Sarah shook her head. "Never. Not in the way you mean. Maybe we thought we were, maybe one or the other of us wanted us to be, but no. It started as a work thing and it...ended as a work thing."
Chuck patted the ground and she sat back down. "So, I'm your rebound hike?"
She laughed hard at that. "I suppose that's right. I hope you're not offended."
"I'm just happy to be getting to know you."
He saw her stiffen again and relax. "I'm happy you're getting to know me."
At lunchtime, Sarah stopped them. "Time for a real break, time to eat. I assume you packed a couple of sandwiches?"
He did the shame-faced nodding thing again. "Did you bring anything?"
"I did. One sandwich."
"I'm willing to share."
"No need." Sarah took a drink then unwrapped her sandwich. They sat in the shade on a long, low rock. Chuck took a drink from his water bottle and unwrapped his sandwich. "PB&J."
Sarah grinned. "In Cabo?"
"I made friends with one of the chefs at the restaurant. She made them for me."
"She?"
"...Is old enough to be my mother. But I ran into her in the hotel and we just started chatting…"
"Is that something you often do, start chatting?"
They each started eating. "I suppose," Chuck said after swallowing, "I'm...social...I guess. I enjoy people. Getting to know them." He glanced at Sarah. For some reason, that glance made Sarah much warmer than she already was.
"I'm not good...at people. At all." She took another bite.
"I think you're pretty amazing. To be honest, I've mostly been lonely and depressed on this trip. Until I asked you for help. The thought of going back to...my life…"
"Yeah…" Sarah agreed with what was unspoken.
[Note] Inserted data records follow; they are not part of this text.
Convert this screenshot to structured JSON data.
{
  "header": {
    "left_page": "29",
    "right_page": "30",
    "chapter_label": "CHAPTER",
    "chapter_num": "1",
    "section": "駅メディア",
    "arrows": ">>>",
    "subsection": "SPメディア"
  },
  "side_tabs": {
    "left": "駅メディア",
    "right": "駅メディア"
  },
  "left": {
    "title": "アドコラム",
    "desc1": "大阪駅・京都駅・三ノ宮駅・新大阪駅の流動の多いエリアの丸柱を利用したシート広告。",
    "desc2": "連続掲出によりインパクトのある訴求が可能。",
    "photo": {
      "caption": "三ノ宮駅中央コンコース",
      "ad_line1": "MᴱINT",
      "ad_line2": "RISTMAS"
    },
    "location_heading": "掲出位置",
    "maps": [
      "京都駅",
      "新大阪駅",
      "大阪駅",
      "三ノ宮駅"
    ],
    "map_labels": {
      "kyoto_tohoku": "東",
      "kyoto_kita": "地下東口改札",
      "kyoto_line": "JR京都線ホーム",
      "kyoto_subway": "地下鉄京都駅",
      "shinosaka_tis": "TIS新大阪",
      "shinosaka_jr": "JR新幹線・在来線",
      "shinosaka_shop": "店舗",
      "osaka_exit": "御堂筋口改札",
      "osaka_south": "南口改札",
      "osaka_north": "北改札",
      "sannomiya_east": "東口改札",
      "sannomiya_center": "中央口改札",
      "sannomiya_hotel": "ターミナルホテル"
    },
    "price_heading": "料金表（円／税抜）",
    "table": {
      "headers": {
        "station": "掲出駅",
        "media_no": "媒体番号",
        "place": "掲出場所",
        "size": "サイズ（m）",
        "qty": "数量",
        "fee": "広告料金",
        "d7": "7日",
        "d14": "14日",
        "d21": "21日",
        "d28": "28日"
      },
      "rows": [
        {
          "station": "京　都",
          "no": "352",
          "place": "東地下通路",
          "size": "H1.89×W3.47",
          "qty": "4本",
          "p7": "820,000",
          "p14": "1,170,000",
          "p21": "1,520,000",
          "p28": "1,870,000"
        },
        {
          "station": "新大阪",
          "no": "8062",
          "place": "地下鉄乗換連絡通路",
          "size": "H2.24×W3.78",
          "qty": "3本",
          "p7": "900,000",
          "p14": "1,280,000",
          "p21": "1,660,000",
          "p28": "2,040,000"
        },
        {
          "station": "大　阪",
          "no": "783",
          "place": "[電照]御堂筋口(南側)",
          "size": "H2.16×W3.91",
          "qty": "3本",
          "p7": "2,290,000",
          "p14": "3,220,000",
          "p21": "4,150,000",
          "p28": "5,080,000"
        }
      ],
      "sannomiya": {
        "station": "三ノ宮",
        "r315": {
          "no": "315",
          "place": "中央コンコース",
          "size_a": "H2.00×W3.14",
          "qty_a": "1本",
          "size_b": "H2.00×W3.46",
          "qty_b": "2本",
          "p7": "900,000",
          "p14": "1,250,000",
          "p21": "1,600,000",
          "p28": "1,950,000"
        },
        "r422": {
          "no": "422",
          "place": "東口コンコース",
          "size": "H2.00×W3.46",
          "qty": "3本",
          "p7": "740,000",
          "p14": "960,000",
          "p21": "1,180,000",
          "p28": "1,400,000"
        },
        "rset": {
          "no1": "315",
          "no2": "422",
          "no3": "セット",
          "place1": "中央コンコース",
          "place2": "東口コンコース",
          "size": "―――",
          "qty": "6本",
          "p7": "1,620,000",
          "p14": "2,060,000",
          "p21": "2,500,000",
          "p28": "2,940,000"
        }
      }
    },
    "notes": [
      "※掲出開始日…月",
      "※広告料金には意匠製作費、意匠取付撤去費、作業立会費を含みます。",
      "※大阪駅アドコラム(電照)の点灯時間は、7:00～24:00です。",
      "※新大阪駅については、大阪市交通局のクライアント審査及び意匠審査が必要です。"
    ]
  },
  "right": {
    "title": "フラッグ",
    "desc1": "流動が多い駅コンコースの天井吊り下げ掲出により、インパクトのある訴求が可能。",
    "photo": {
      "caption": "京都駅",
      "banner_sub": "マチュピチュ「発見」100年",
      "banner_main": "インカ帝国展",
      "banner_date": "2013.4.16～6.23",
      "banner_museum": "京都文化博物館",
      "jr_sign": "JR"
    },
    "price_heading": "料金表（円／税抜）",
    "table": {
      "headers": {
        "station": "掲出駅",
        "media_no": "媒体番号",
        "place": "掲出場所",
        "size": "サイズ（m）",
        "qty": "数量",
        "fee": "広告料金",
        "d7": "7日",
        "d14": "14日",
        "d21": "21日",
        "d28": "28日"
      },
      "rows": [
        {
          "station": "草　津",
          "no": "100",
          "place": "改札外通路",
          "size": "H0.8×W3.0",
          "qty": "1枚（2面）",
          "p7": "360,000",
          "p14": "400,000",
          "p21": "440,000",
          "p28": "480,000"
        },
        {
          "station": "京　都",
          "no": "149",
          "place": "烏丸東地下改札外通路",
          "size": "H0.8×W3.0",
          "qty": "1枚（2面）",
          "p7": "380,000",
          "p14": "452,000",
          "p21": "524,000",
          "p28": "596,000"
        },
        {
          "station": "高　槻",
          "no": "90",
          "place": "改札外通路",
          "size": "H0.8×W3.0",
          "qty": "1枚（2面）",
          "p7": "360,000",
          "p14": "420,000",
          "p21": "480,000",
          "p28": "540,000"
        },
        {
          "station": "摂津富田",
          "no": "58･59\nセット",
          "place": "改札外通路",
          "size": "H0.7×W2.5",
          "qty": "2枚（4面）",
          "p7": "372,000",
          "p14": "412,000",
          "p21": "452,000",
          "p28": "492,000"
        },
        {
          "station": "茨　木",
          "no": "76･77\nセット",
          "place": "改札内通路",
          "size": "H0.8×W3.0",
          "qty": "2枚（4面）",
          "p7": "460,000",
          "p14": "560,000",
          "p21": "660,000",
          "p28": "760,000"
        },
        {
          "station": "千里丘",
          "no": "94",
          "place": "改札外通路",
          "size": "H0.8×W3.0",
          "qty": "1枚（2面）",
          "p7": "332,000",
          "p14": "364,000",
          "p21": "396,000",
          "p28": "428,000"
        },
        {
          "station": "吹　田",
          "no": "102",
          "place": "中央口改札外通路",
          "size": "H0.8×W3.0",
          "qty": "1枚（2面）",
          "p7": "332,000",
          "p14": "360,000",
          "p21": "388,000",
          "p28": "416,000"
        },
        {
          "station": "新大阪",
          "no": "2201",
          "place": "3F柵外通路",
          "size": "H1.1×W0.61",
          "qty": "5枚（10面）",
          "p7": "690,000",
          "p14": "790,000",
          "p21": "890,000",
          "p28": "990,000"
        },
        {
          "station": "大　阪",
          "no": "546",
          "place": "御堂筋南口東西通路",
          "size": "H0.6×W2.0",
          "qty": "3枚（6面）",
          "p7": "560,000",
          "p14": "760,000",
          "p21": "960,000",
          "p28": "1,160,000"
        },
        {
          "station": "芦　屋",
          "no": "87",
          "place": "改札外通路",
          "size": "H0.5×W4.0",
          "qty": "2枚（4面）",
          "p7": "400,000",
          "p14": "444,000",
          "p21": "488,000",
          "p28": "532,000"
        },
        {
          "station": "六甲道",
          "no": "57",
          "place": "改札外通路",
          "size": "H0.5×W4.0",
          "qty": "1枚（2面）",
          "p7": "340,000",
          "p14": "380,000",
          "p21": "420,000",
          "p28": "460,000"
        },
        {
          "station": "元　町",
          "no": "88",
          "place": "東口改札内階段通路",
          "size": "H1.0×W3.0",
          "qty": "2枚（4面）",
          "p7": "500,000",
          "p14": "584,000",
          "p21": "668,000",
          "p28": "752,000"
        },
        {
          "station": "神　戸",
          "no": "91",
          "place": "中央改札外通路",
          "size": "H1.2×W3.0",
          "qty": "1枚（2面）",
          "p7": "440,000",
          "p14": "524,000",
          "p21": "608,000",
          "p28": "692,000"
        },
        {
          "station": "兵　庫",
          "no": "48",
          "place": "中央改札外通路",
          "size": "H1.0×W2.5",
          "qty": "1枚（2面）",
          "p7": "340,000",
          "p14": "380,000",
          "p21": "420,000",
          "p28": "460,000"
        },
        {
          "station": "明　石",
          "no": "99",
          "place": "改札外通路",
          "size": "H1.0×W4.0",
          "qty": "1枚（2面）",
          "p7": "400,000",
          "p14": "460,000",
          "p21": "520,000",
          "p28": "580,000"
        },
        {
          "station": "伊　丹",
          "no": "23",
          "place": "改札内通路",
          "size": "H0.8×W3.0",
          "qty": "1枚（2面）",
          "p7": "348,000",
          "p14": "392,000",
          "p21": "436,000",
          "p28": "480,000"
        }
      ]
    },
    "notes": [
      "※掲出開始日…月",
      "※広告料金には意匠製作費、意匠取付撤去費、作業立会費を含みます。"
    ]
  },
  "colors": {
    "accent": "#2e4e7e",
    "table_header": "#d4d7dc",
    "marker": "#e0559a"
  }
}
They sat and finished in silence. Chuck wiped his hands with a napkin from his bag, then handed her one. After wiping her lips — knowing he was watching — she reached in her backpack and took out the Snickers. "Dessert?" she asked and could not keep herself from asking it in a particular tone.
Chuck blinked. "Please."
She put the candy bar on the napkin and opened the wrapper. It was badly melted; the heat had gotten to it. Sarah dug the knife out of her backpack and unsheathed it. Chuck stared at it with wide eyes but said nothing. She cut two bite-sized pieces off the bar and picked one up. Knowing what she was doing, she lifted it to Chuck's mouth and he opened it. She fed him the bite. He pincered the other and fed it to her. She was even warmer. She caught his wrist and licked the chocolate from his fingers, then licked it from her own. Chuck gulped, visibly and audibly.
Maybe it was the altitude. Maybe it was because she had come to Cabo hoping for romance but not finding it. Maybe it was because she had been saying whatever came to mind, trying to be herself. Maybe it was Chuck's peculiar magnetism — unlike any attraction to a man she had ever felt — rich and strong and sudden. Maybe it was the feeling of freedom, heady, infrequent in her life. Whatever it was, she grabbed Chuck with both hands and pulled him to her, into a deep, hot, chocolate-and-peanut kiss, no maybes about it.
After a moment, they tumbled together onto the ground. Chuck's hat fell off as he began to unbutton her shirt.
His eyes flicked up to hers and his hands stopped. "Are you sure?"
She dropped her head to kiss him again. His lips. Nothing in her life had tasted better. "I'm sure."